A major part of the problem is that too many schools and teachers say no to phonics, or relegate it to something insufficient, and thus it is that we haven’t had much progress in reading for decades. The reading proficiency by grade level is little more than a third of the students and, in 2019, the National Assessment of Educational Progress showed a decline in national reading skills. Some say that is not a perfect judgment, but it is a solid judgment, and what is amazing is the way in which schools and teachers fail to do their job, as in saying they know best and then using other techniques that achieve something, maybe, but not much.
And what’s phonics? Basically, it is sounding out words, learning how certain letters either by themselves or put together have certain sounds, such as “c” in cat, corn and cabbage or “at” in cat, hat and bat. There are complications in all of this, and special training for teachers can help considerably. But a Stanford study of brain waves said phonics worked better than any other technique, a University of London psychological study said it did, cognitive scientists say it does and a panel of top American learning experts concurred, for starters. The English require it, and, of late, so does Mississippi, which made a bigger advance in reading in 2019 than any other state.
Phonics isn’t the end of the story, because, for one thing, students must read a lot and take on advanced texts that challenge them. They can extend their comprehension by recognizing spoken words and start learning history and science early on. It’s great if they get hooked on reading by great stories, and then we come to something else that is vital: family. Young children are exceptional learners, and it is important to talk to them a lot and read to them a lot and then teach them how to read. Children from affluent homes will ordinarily learn more than those from poor homes, but teacher visits can help and community and civic groups can pitch in. Volunteer reading tutors can be important in both schools and families.

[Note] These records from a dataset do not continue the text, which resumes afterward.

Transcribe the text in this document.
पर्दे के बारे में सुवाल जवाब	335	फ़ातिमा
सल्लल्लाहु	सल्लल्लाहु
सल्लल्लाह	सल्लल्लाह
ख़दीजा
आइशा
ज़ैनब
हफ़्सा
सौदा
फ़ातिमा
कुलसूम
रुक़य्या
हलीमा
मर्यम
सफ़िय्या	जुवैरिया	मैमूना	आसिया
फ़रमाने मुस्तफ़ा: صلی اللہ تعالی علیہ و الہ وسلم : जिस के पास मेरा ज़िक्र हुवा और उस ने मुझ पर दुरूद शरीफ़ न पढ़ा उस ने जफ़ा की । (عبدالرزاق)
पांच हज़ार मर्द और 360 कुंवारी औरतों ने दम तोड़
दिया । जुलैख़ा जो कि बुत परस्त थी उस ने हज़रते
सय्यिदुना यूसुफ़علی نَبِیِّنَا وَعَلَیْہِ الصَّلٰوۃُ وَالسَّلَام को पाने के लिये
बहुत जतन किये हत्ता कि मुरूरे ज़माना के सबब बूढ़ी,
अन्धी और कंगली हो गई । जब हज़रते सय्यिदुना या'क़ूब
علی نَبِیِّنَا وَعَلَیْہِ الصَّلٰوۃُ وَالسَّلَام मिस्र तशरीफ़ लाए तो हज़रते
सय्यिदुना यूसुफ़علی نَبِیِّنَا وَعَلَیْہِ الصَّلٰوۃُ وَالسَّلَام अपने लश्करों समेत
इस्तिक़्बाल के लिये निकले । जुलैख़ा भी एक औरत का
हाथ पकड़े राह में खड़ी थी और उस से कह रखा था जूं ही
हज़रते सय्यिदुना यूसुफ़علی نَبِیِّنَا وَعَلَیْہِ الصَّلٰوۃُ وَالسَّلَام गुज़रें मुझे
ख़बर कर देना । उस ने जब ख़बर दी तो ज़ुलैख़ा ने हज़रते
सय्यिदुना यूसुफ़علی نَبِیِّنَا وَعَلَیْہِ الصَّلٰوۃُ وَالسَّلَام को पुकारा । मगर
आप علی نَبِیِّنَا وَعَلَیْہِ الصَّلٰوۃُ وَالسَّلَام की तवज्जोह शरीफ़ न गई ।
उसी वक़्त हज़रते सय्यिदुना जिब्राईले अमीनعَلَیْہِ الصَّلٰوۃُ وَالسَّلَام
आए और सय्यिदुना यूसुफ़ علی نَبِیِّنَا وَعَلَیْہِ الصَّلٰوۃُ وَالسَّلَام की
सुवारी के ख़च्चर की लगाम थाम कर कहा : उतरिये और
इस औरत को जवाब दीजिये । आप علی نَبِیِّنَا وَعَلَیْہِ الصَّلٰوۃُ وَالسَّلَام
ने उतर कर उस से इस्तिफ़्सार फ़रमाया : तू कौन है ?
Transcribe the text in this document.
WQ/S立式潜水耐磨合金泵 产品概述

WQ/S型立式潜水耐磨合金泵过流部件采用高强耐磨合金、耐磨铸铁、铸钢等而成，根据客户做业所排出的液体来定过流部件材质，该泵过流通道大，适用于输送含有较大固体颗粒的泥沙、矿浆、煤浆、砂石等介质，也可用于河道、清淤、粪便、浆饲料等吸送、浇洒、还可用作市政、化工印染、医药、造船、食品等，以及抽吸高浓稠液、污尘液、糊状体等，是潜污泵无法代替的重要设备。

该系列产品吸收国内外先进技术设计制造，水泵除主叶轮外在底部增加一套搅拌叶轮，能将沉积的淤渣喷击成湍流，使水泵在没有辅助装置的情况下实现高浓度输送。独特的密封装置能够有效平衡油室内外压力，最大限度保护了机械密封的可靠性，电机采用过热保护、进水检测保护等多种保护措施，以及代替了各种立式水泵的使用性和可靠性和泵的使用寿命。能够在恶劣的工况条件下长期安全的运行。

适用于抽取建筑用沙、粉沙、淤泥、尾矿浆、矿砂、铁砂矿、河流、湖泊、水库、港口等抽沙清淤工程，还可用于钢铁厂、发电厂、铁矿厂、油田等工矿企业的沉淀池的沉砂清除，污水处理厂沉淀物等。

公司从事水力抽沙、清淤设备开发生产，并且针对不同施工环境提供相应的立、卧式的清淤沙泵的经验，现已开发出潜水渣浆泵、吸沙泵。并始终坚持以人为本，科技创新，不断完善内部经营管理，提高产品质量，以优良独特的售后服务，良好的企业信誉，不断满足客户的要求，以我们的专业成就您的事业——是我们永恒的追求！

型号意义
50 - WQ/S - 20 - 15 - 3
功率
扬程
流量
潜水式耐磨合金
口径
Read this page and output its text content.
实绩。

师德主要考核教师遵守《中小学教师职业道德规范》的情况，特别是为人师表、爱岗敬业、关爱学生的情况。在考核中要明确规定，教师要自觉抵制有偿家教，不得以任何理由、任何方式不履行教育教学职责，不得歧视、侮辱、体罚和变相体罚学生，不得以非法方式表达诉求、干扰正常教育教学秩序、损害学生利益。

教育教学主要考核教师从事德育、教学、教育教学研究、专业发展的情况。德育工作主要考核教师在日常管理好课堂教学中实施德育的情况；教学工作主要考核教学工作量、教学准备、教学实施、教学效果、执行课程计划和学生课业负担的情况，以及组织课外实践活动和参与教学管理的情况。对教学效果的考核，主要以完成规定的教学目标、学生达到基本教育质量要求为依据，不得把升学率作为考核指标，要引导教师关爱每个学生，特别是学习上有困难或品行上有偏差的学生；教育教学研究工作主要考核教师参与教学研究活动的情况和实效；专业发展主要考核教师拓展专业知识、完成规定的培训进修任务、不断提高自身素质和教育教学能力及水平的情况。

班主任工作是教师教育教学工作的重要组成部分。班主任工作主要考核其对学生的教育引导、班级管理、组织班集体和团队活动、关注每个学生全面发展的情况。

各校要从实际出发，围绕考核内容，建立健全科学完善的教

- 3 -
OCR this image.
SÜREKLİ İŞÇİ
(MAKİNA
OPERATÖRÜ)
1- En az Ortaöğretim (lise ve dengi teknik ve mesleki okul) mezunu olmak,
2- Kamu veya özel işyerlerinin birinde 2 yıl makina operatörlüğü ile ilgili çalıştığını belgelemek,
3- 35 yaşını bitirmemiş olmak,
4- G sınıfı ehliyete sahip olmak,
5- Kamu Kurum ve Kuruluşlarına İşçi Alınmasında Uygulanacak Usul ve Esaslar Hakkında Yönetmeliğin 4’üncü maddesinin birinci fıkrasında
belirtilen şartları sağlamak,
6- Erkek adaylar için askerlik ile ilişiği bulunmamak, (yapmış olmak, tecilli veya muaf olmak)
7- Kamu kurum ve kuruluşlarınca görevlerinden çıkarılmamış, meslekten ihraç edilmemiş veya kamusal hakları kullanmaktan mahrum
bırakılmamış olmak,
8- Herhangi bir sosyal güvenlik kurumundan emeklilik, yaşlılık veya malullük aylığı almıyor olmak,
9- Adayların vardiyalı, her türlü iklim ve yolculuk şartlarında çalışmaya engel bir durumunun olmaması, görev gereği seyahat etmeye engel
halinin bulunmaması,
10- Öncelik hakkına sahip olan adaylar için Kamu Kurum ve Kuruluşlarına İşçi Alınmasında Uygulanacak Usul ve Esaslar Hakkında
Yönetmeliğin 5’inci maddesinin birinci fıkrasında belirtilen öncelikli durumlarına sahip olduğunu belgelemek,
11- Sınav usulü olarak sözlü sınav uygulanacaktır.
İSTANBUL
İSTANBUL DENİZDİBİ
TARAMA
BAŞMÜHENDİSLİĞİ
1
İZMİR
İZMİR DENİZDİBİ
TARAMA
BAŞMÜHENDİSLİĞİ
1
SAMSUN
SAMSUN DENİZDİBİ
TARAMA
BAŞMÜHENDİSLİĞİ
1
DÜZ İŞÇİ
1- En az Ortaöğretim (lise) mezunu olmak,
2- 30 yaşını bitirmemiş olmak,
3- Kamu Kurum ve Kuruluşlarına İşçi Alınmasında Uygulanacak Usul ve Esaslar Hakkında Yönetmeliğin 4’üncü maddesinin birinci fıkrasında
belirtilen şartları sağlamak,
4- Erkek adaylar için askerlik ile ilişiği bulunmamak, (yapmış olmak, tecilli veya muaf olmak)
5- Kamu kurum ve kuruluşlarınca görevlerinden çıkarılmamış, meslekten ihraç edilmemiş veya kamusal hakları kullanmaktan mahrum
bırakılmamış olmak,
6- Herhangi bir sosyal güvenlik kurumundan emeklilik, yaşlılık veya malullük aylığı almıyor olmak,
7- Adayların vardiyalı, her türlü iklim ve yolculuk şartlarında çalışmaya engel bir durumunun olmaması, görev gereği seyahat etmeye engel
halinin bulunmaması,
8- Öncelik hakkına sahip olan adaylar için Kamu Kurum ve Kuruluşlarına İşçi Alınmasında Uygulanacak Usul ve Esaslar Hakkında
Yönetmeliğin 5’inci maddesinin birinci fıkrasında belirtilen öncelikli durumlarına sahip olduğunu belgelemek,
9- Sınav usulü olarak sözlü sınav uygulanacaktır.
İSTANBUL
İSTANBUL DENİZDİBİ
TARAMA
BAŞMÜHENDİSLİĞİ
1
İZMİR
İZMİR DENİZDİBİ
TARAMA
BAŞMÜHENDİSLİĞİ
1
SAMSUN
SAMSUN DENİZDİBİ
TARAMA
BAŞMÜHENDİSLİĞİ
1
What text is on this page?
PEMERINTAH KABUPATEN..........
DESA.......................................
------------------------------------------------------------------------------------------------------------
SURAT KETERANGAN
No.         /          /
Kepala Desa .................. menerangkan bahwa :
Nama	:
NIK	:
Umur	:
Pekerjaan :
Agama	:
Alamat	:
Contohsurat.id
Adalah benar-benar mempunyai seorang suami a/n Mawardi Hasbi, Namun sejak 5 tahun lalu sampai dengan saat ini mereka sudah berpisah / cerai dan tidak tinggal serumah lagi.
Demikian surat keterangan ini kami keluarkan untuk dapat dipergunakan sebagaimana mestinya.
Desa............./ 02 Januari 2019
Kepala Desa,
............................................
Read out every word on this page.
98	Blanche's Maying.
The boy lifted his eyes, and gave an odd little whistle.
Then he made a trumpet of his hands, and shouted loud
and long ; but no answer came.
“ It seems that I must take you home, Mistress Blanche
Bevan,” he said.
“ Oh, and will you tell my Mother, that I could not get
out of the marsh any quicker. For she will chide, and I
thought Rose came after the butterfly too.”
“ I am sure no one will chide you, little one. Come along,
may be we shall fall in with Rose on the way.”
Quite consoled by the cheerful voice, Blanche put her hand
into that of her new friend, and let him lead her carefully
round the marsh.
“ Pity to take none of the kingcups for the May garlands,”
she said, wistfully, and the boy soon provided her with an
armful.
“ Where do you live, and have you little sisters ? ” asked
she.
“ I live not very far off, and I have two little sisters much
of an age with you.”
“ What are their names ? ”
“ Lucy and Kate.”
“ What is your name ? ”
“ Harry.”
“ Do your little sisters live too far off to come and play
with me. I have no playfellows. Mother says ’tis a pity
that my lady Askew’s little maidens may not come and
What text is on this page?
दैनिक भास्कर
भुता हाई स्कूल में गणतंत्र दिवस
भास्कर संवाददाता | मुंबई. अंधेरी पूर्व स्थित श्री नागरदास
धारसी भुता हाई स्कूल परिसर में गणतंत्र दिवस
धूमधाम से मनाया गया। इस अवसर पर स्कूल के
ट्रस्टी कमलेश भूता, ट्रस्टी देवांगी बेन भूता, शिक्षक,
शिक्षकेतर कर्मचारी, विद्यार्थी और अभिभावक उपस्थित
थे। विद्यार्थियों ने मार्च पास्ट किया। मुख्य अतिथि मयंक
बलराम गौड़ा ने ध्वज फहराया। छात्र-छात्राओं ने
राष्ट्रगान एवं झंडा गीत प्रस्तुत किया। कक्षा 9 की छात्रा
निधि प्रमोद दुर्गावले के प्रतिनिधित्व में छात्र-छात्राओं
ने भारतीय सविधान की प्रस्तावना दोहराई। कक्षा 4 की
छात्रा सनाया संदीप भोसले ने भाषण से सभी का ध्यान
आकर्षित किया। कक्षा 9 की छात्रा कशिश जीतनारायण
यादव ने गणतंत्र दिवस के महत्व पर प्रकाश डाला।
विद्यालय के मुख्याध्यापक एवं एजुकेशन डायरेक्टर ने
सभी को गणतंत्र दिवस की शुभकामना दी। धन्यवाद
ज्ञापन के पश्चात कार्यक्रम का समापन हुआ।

We fortunately have robust national reading organizations in America, and several times I have been impressed talking to librarians and learning what their summer programs are like. Past presidents have addressed the issue, not least of all President George W. Bush who said he wanted to make every student a proficient reader and gave us the ambitious No Child Left Behind program that was eventually left behind. But I think we need a lot more from citizen groups, politicians, school districts, state and local governments and, yes, the federal government. We hear a lot of talk about poverty, inequality and diminished lives, and this counts. The start is simple. The start is coming around to phonics everywhere.